When the brigade was summoned back to Teruel to defend the graveyard sector on 17 January —barely a week after the much needed break for its men, the 1st and the 2nd battalions were so exhausted that they refused to engage again in frontline combat, and the 4th battalion declined to relieve them when called to do so. Then the rebellion was harshly put down: On 20 January at dawn three sergeants and forty-three soldiers of the brigade were summarily executed by firing squad while other sixty members of the brigade awaited trial. On 21 January the fate of the brigade was sealed when an effort by the remaining and spent troops of the disgraced unit to take the strategic hill known as El Muletón ended in catastrophic failure. The Division Commander Andrés Nieto, a Communist who had once been mayor of Mérida, took responsibility for the behavior of the men while Brigade Commander Benjamín Iseli shrank away from facing the facts, pretending not to know about the mood of his troops. Even though the latter's attitude was not the direct cause of the disbandment of the 84th Mixed Brigade, it certainly had great influence in it. A few days later the brigade was officially broken up and its remaining members were scattered among units of the 39th Division. Thus, in a matter of two weeks, and despite the sacrifices of the 84th Mixed Brigade at Teruel, from having been exemplary frontline heroes its soldiers had been branded as disloyal and untrustworthy. In addition to the 46 soldiers executed, 80 more were sent as prisoners by the Republic to forced work camps for the remainder of the war.

===Last unit===
On 19 April 1938, the 123rd Mixed Brigade was renamed "84th Mixed Brigade" and became part of the 60th Division of the 18th Army Corps. Its cantonment was at Vallfogona and it was led by Militia Major Agustín Vilella Freixa. Its chief of staff was Militia Captain Benito García Freixas and its Commissar Juan Soler Muñoz. The first mission carried out by the renamed brigade was to move to the bridgehead at Balaguer in order to cover the sector between the road to Tàrrega and the Segre River.

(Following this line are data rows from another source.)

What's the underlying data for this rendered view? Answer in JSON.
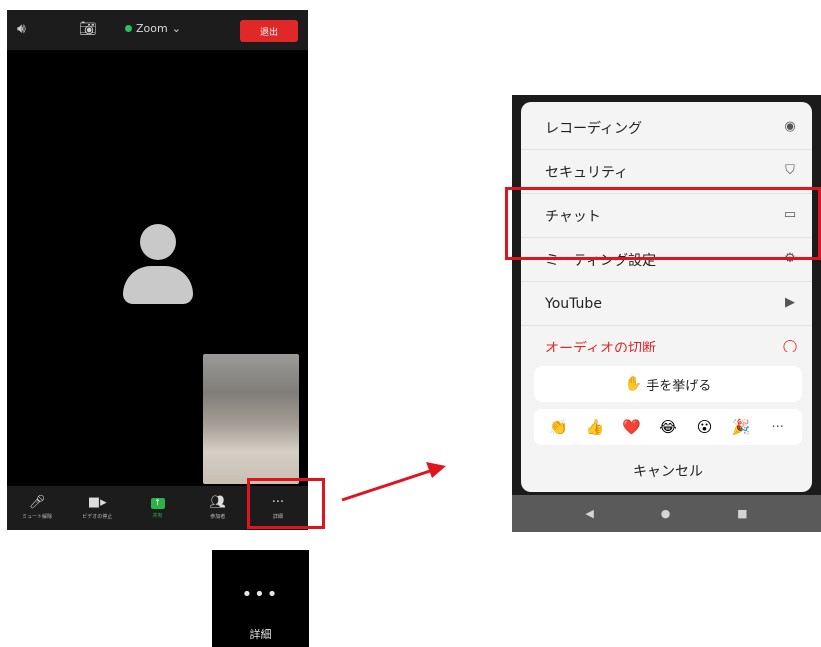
{
  "left_phone": {
    "topbar": {
      "speaker_icon": "speaker-icon",
      "camera_flip_icon": "camera-flip-icon",
      "meeting_title": "Zoom",
      "leave_label": "退出"
    },
    "bottombar": {
      "items": [
        {
          "label": "ミュート解除",
          "icon": "mic-icon"
        },
        {
          "label": "ビデオの停止",
          "icon": "video-icon"
        },
        {
          "label": "共有",
          "icon": "share-icon"
        },
        {
          "label": "参加者",
          "icon": "participants-icon"
        },
        {
          "label": "詳細",
          "icon": "more-icon"
        }
      ]
    }
  },
  "zoomed_more": {
    "dots": "•••",
    "label": "詳細"
  },
  "menu": {
    "items": [
      {
        "label": "レコーディング",
        "icon": "record-icon"
      },
      {
        "label": "セキュリティ",
        "icon": "shield-icon"
      },
      {
        "label": "チャット",
        "icon": "chat-icon"
      },
      {
        "label": "ミーティング設定",
        "icon": "settings-icon"
      },
      {
        "label": "YouTube",
        "icon": "youtube-icon"
      },
      {
        "label": "オーディオの切断",
        "icon": "disconnect-icon"
      }
    ],
    "raise_hand_label": "手を挙げる",
    "reactions": [
      "👏",
      "👍",
      "❤️",
      "😂",
      "😮",
      "🎉",
      "···"
    ],
    "cancel_label": "キャンセル"
  },
  "colors": {
    "leave": "#e02828",
    "highlight": "#e0141e",
    "share": "#2bb34a"
  }
}
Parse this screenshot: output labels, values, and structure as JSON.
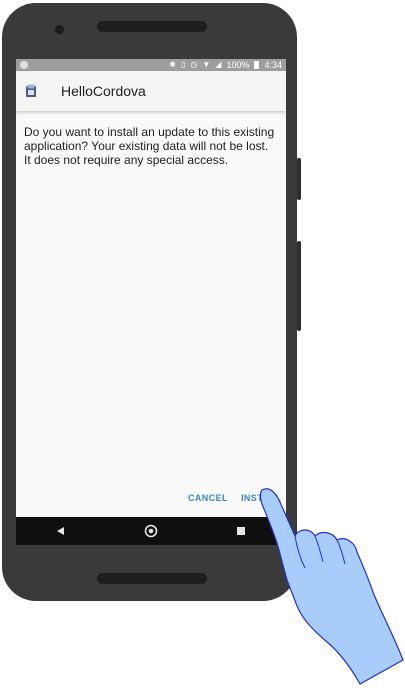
{
  "status_bar": {
    "battery_percent": "100%",
    "time": "4:34"
  },
  "app_bar": {
    "title": "HelloCordova",
    "icon": "android-package-icon"
  },
  "dialog": {
    "message": "Do you want to install an update to this existing application? Your existing data will not be lost. It does not require any special access.",
    "cancel_label": "CANCEL",
    "install_label": "INSTALL"
  },
  "nav_bar": {
    "icons": [
      "back-icon",
      "home-icon",
      "recents-icon"
    ]
  },
  "colors": {
    "accent": "#3b84d1",
    "status_bar": "#9e9e9e",
    "nav_bar": "#0f0f0f",
    "hand_fill": "#a9cdfb",
    "hand_stroke": "#2430c8"
  }
}
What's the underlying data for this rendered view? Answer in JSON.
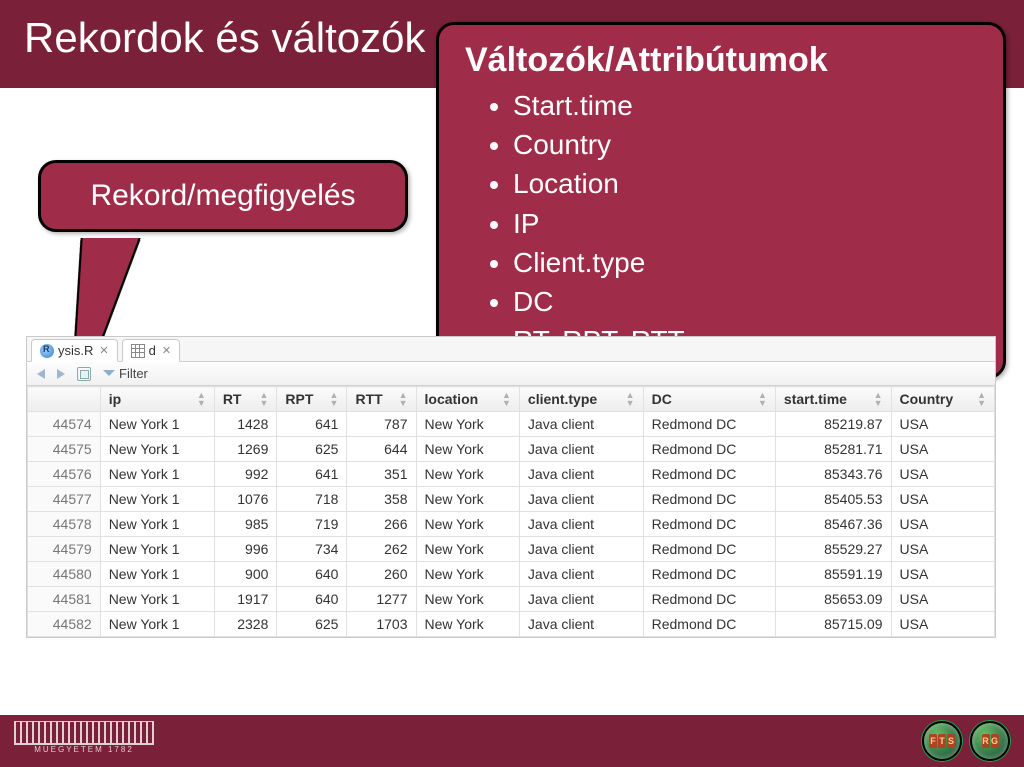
{
  "title": "Rekordok és változók",
  "callout_left": "Rekord/megfigyelés",
  "callout_right": {
    "heading": "Változók/Attribútumok",
    "items": [
      "Start.time",
      "Country",
      "Location",
      "IP",
      "Client.type",
      "DC",
      "RT, RPT, RTT"
    ]
  },
  "tabs": [
    {
      "label": "ysis.R",
      "icon": "r"
    },
    {
      "label": "d",
      "icon": "grid"
    }
  ],
  "toolbar": {
    "filter_label": "Filter"
  },
  "table": {
    "columns": [
      "",
      "ip",
      "RT",
      "RPT",
      "RTT",
      "location",
      "client.type",
      "DC",
      "start.time",
      "Country"
    ],
    "numeric_cols": [
      0,
      2,
      3,
      4,
      8
    ],
    "rows": [
      [
        44574,
        "New York 1",
        1428,
        641,
        787,
        "New York",
        "Java client",
        "Redmond DC",
        85219.87,
        "USA"
      ],
      [
        44575,
        "New York 1",
        1269,
        625,
        644,
        "New York",
        "Java client",
        "Redmond DC",
        85281.71,
        "USA"
      ],
      [
        44576,
        "New York 1",
        992,
        641,
        351,
        "New York",
        "Java client",
        "Redmond DC",
        85343.76,
        "USA"
      ],
      [
        44577,
        "New York 1",
        1076,
        718,
        358,
        "New York",
        "Java client",
        "Redmond DC",
        85405.53,
        "USA"
      ],
      [
        44578,
        "New York 1",
        985,
        719,
        266,
        "New York",
        "Java client",
        "Redmond DC",
        85467.36,
        "USA"
      ],
      [
        44579,
        "New York 1",
        996,
        734,
        262,
        "New York",
        "Java client",
        "Redmond DC",
        85529.27,
        "USA"
      ],
      [
        44580,
        "New York 1",
        900,
        640,
        260,
        "New York",
        "Java client",
        "Redmond DC",
        85591.19,
        "USA"
      ],
      [
        44581,
        "New York 1",
        1917,
        640,
        1277,
        "New York",
        "Java client",
        "Redmond DC",
        85653.09,
        "USA"
      ],
      [
        44582,
        "New York 1",
        2328,
        625,
        1703,
        "New York",
        "Java client",
        "Redmond DC",
        85715.09,
        "USA"
      ]
    ]
  },
  "footer": {
    "logo_text": "MUEGYETEM 1782",
    "badge1": "F T S",
    "badge2": "RG"
  }
}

At the onset of the Battle of the Ebro it already joined the end of July combats and took up the first line facing Vilalba dels Arcs, in the zone between La Pobla de Massaluca and Cuatro Caminos. In this position it faced the relentless charges of the Francoist counteroffensive for eight days until it was forced to withdraw to Gaeta Hill (Vértice Gaeta). Finally the brigade lost that position on 21 August, ending up badly shattered. At the beginning of September the much depleted unit was withdrawn from the bridgehead and kept garrisoned at the Republican bank of the lower Ebro.

It is known that when the 84th Mixed Brigade reached Ivars d'Urgell on 5 December it had a new leader, Militia Major Luis de los Arcos Sáiz. There are no data, however, about its performance in the impending Catalonia Offensive, so that it probably fell apart before or during the chaotic northward rush that ended with the Republican military in the Northeast at the beginning of February 1939.